Siostry pomogły jej spełnić marzenie o macierzyństwie
Gdy lekarz prowadzący Jaclyn Fieberg zasugerował, by skorzystała z komórek jajowych dawczyni, jej młodsza siostra Meredith McIntyre ani przez chwilę się nie wahała. Od razu zgłosiła się na ochotniczkę. „Wiedziałam, że muszę to dla niej zrobić” – powiedziała w mediach.
Pierwsza próba in vitro z użyciem komórki siostry, nie powiodła się jednak. Wówczas starsza siostra Jaclyn - Stephanie Corritori zaproponowała, że zostanie surogatką. Kobieta miała już wtedy dwójkę swoich dzieci, więc była doskonałą kandydatką. W ten oto sposób obie siostry zaangażowały się w spełnienie największego marzenia swojej siostry i co najważniejsze – udało im się to.

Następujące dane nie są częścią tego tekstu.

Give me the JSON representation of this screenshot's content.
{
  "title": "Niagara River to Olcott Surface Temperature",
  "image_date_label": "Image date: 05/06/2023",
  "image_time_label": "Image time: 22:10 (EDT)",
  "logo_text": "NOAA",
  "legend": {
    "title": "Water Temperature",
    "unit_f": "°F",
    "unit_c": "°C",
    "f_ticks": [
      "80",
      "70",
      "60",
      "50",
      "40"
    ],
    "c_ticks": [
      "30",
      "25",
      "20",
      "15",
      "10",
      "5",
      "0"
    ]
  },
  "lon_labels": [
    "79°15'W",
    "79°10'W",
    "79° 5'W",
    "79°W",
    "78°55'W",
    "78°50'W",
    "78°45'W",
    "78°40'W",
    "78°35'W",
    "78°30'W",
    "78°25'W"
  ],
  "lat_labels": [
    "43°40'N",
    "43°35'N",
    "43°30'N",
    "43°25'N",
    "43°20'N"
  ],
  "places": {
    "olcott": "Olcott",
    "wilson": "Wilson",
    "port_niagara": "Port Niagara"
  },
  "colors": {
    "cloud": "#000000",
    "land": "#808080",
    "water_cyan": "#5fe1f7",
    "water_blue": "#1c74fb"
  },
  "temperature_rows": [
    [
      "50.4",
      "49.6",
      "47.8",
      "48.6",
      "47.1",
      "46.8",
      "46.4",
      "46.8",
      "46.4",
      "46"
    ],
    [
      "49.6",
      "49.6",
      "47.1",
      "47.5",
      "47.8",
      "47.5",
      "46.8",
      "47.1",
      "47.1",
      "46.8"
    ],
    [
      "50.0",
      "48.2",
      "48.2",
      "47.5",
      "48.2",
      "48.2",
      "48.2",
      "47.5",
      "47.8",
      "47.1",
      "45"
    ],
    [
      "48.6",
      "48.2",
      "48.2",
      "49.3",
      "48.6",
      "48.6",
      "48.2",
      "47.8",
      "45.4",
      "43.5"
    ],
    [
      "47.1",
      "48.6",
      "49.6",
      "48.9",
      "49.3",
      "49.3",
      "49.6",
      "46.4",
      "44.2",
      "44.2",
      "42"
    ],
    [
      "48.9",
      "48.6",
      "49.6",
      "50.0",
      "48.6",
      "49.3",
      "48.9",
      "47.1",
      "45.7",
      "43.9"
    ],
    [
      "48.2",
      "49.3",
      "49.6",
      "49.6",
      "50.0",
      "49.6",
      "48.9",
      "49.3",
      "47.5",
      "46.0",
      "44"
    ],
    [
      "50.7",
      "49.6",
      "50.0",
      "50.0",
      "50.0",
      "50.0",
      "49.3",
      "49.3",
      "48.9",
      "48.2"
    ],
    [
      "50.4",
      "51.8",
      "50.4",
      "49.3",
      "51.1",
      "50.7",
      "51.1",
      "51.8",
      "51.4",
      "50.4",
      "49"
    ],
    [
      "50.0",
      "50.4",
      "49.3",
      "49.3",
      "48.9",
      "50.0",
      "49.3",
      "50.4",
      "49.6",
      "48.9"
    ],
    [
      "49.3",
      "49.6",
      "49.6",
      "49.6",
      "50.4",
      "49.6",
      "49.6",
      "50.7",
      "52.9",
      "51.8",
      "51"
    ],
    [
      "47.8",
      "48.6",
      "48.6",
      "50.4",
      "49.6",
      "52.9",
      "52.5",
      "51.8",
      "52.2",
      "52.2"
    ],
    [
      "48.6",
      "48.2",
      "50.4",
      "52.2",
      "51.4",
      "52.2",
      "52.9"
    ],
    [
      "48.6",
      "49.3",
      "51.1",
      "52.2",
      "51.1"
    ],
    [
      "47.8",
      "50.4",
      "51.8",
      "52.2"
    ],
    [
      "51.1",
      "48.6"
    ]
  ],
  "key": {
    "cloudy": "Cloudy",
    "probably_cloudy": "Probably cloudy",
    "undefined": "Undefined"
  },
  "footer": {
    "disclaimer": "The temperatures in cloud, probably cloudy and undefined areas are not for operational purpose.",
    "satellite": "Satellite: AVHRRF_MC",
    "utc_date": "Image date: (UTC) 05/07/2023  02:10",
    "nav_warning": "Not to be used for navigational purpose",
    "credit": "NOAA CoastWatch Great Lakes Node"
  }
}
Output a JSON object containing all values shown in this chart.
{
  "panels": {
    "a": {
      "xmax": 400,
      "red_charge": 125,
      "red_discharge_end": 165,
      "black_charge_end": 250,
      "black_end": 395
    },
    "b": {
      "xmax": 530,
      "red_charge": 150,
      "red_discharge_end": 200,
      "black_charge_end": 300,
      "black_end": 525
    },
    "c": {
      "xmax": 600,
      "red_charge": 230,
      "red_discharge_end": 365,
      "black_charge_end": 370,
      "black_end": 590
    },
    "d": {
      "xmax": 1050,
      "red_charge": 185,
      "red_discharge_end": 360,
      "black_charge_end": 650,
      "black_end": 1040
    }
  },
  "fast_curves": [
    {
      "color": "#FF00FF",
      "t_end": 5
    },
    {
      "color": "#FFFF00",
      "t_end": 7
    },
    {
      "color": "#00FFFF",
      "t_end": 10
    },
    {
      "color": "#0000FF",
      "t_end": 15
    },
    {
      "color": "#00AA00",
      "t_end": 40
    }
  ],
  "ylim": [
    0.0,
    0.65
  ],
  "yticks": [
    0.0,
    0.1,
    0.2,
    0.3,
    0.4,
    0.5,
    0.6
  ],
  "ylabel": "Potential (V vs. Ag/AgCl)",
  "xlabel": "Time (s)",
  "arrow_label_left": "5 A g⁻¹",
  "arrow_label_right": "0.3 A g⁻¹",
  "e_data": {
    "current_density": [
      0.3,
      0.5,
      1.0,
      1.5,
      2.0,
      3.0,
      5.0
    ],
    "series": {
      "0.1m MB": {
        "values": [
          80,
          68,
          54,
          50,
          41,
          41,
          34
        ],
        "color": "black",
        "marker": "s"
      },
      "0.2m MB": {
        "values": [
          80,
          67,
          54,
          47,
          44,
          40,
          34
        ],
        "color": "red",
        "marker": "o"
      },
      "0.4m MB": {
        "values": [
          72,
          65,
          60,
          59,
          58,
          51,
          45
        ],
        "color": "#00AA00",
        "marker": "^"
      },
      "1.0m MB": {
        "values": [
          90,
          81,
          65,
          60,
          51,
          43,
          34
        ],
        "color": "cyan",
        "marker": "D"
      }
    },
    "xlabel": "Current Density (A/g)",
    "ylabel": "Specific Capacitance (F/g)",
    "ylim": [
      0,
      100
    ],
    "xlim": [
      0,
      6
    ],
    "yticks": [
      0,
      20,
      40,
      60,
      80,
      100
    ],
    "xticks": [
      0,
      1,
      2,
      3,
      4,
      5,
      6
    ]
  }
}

1 lutego 2024 roku urodziła się mała Emersyn Clare. Choć wydawałoby się, że to dwóm ciociom dziewczynka zawdzięcza swoje życie, to należy podkreślić, że główna zasługa leży po stronie jej mamy. Jaclyn musiała bowiem pokonać po drodze wiele trudności, by dotrzeć do momentu, w którym cała rodzina jest w komplecie.
Internauci wątpią, czy to było dobre rozwiązanie
Pod historią pojawiło się wiele krytycznych komentarzy. Internauci wyrażali swoją wątpliwość, czy takie zaangażowanie sióstr nie zaburzy relacji rodzinnych i nie spowoduje zamieszania w głowie narodzonej dziewczynki.
„Będzie wychowywać swoją siostrzenicę, więc teraz jej mąż i jej najmłodsza siostra mają razem dziecko i będą związani na zawsze. To się dobrze nie skończy”.
„Zastanawiam się, dlaczego nie można było tego zrobić z jej własnymi komórkami jajowymi. Teraz jej siostra i mąż mają razem dziecko. Niesamowite i niepokojące” – pisali.
W obronie Jaclyn Fieberg stanęła jednak internautka, która sama w swoim życiu doświadczyła podobnej sytuacji.
„Dla wszystkich tych, którzy mówią, że to się dobrze nie skończy itp. To jest również historia mojej rodziny i mogę wam powiedzieć z pierwszej ręki, że wyszło cudownie. Moja mama ma raka szyjki macicy i nie mogła mieć więcej dzieci, dwie siostry ze strony mojej mamy zaoferowały pomoc. Jedna oddała jej komórki jajowe, a druga działała jako surogatka. Ja i mój brat i siostra (trojaczki) urodziliśmy się z tego procesu in vitro. Dorastanie nigdy nie było dziwne i nie czułam się inaczej dla nikogo z mojej rodziny. Moja mama jest moją mamą, a ciocie są moimi ciociami. To tylko bardziej połączyło naszą rodzinę i jestem za to wszystko dozgonnie wdzięczna” – napisała.